L'avanguardia e l'emigrazione: il caso di Boris Poplavskij
L'avanguardia e l'emigrazione: il caso di Boris Poplavskij
Maurizia Calusio illustra aspetti salienti di un artista eclettico e avanguardista
Maurizia Calusio, docente di lingua e letteratura russa all’Università Cattolica di Milano, ha tenuto presso la nostra sede in via Duomo una conferenza incentrata sulla figura di Boris Poplavskij. Alla letteratura di quest’ultimo la professoressa ha anche dedicato un’opera dal titolo Il paradiso degli amici, nella quale sono contenuti testi e liriche dell’artista.
Nato nel 1903 a Mosca, Poplavskij appartiene ad una famiglia benestante ma non trascorre affatto un’infanzia felice a causa della durezza dei genitori, entrambi musicisti. Emigra a Parigi nel 1921 e una volta in Francia il poeta è indeciso se dedicarsi alla pittura o alla letteratura, ma si accorge che quest’ultima gli da l’opportunità di esprimersi meglio e così, pur continuando a dipingere, compone diversi romanzi e svariate liriche.
La sua letteratura sarà sconosciuta in Russia fino al 1993 quando diventerà addirittura un modello da seguire per i giovani poeti dell’epoca e soltanto nel 2010 si arriverà ad una raccolta completa delle sue pubblicazioni.
Appartenente alla generazione dei poeti del 1925 frequenta pittori e letterati avanguardisti della sinistra parigina e stringe rapporti molto stretti con diversi scrittori russi emigrati in Francia dopo la rivoluzione.
La letteratura di Poplavskij attraversa due fasi importanti. Inizialmente l’artista sceglie la fase dell’ignoto, del non-essere, per cui la poesia viene ancora concepita come qualcosa che si isola e isola il poeta dalla realtà. Tuttavia nel 1927 abbiamo un cambio di prospettiva e Poplavskij entra a far parte della vita letteraria dell’epoca: “sono cristiano e non accetto l’orgoglio luciferino dell’essere ignorato” resta una delle sue affermazioni più significative.
Le tematiche della sua poetica sono diverse come la pioggia, la neve, la musica, il ribaltamento della realtà e soprattutto il limite, rappresentato dalla figura di un angelo bambino che vive in bilico tra il mondo terreno e quello celeste.

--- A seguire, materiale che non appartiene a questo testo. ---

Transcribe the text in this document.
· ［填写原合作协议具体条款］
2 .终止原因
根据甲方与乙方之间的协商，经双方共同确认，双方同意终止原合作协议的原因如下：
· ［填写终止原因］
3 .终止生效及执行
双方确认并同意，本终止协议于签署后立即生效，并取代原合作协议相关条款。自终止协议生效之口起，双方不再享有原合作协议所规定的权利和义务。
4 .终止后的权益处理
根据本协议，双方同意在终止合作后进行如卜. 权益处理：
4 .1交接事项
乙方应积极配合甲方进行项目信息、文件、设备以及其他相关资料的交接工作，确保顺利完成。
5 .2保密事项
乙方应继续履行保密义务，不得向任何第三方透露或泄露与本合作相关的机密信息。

Alla base di tutti questi temi c’è comunque una tematica di rilevanza maggiore: la morte. Tuttavia essa non viene concepita secondo un’ottica nichilista, bensì come trasformazione, cambiamento, divenire o rigenerarsi.
Il poeta muore di overdose nel 1935 e tutti i più grandi critici ne riconosceranno la grandezza; addirittura Vladimir Nabokov, che lo aveva schernito negli anni Cinquanta, vent’anni dopo si ricrederà sulla sua poetica.

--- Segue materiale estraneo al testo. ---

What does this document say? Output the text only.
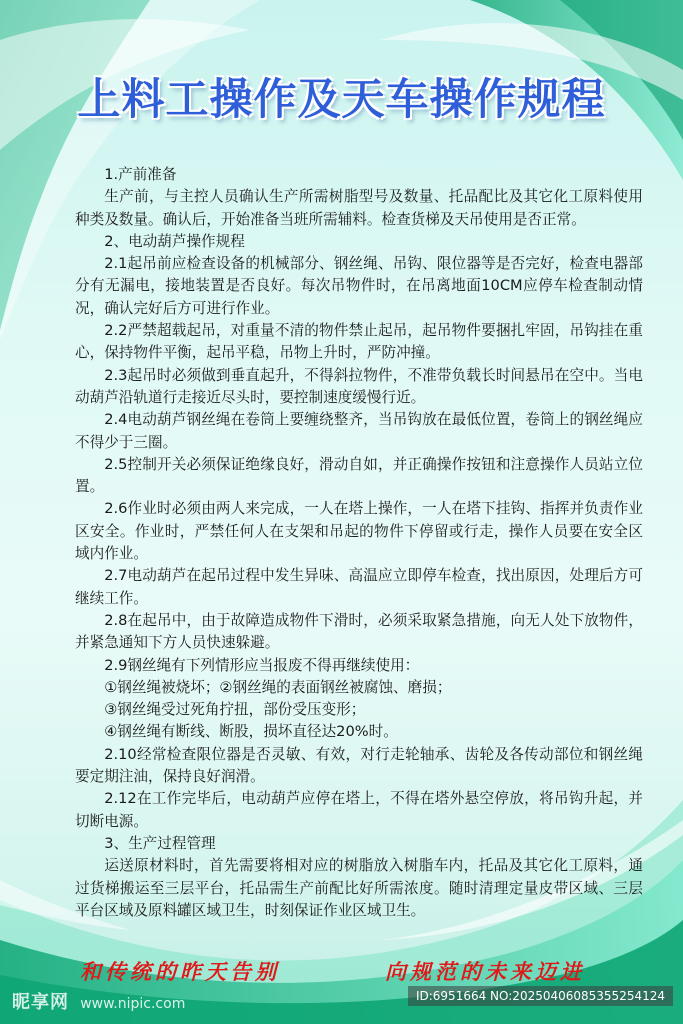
上料工操作及天车操作规程

1.产前准备

生产前，与主控人员确认生产所需树脂型号及数量、托品配比及其它化工原料使用种类及数量。确认后，开始准备当班所需辅料。检查货梯及天吊使用是否正常。

2、电动葫芦操作规程

2.1起吊前应检查设备的机械部分、钢丝绳、吊钩、限位器等是否完好，检查电器部分有无漏电，接地装置是否良好。每次吊物件时，在吊离地面10CM应停车检查制动情况，确认完好后方可进行作业。

2.2严禁超载起吊，对重量不清的物件禁止起吊，起吊物件要捆扎牢固，吊钩挂在重心，保持物件平衡，起吊平稳，吊物上升时，严防冲撞。

2.3起吊时必须做到垂直起升，不得斜拉物件，不准带负载长时间悬吊在空中。当电动葫芦沿轨道行走接近尽头时，要控制速度缓慢行近。

2.4电动葫芦钢丝绳在卷筒上要缠绕整齐，当吊钩放在最低位置，卷筒上的钢丝绳应不得少于三圈。

2.5控制开关必须保证绝缘良好，滑动自如，并正确操作按钮和注意操作人员站立位置。

2.6作业时必须由两人来完成，一人在塔上操作，一人在塔下挂钩、指挥并负责作业区安全。作业时，严禁任何人在支架和吊起的物件下停留或行走，操作人员要在安全区域内作业。

2.7电动葫芦在起吊过程中发生异味、高温应立即停车检查，找出原因，处理后方可继续工作。

2.8在起吊中，由于故障造成物件下滑时，必须采取紧急措施，向无人处下放物件，并紧急通知下方人员快速躲避。

2.9钢丝绳有下列情形应当报废不得再继续使用：

①钢丝绳被烧坏；②钢丝绳的表面钢丝被腐蚀、磨损；

③钢丝绳受过死角拧扭，部份受压变形；

④钢丝绳有断线、断股，损坏直径达20%时。

2.10经常检查限位器是否灵敏、有效，对行走轮轴承、齿轮及各传动部位和钢丝绳要定期注油，保持良好润滑。

2.12在工作完毕后，电动葫芦应停在塔上，不得在塔外悬空停放，将吊钩升起，并切断电源。

3、生产过程管理

运送原材料时，首先需要将相对应的树脂放入树脂车内，托品及其它化工原料，通过货梯搬运至三层平台，托品需生产前配比好所需浓度。随时清理定量皮带区域、三层平台区域及原料罐区域卫生，时刻保证作业区域卫生。

和传统的昨天告别	向规范的未来迈进
昵享网 www.nipic.com	ID:6951664 NO:20250406085355254124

Contrariamente a quanto accaduto per molti connazionali, Poplavskij è ritenuto un poeta internazionale ed è possibile rintracciare le motivazioni di questa considerazione nel fatto che – sebbene egli abbia sempre scelto di scrivere in russo nonostante fosse bilingue – non abbia mai mostrato la minima nostalgia verso la Russia ma sia sempre stato fiero di essere un russo a Parigi, contemporaneo del suo tempo, dell’ambiente parigino e, al contempo, legato ai poeti russi che non gli è stato possibile conoscere.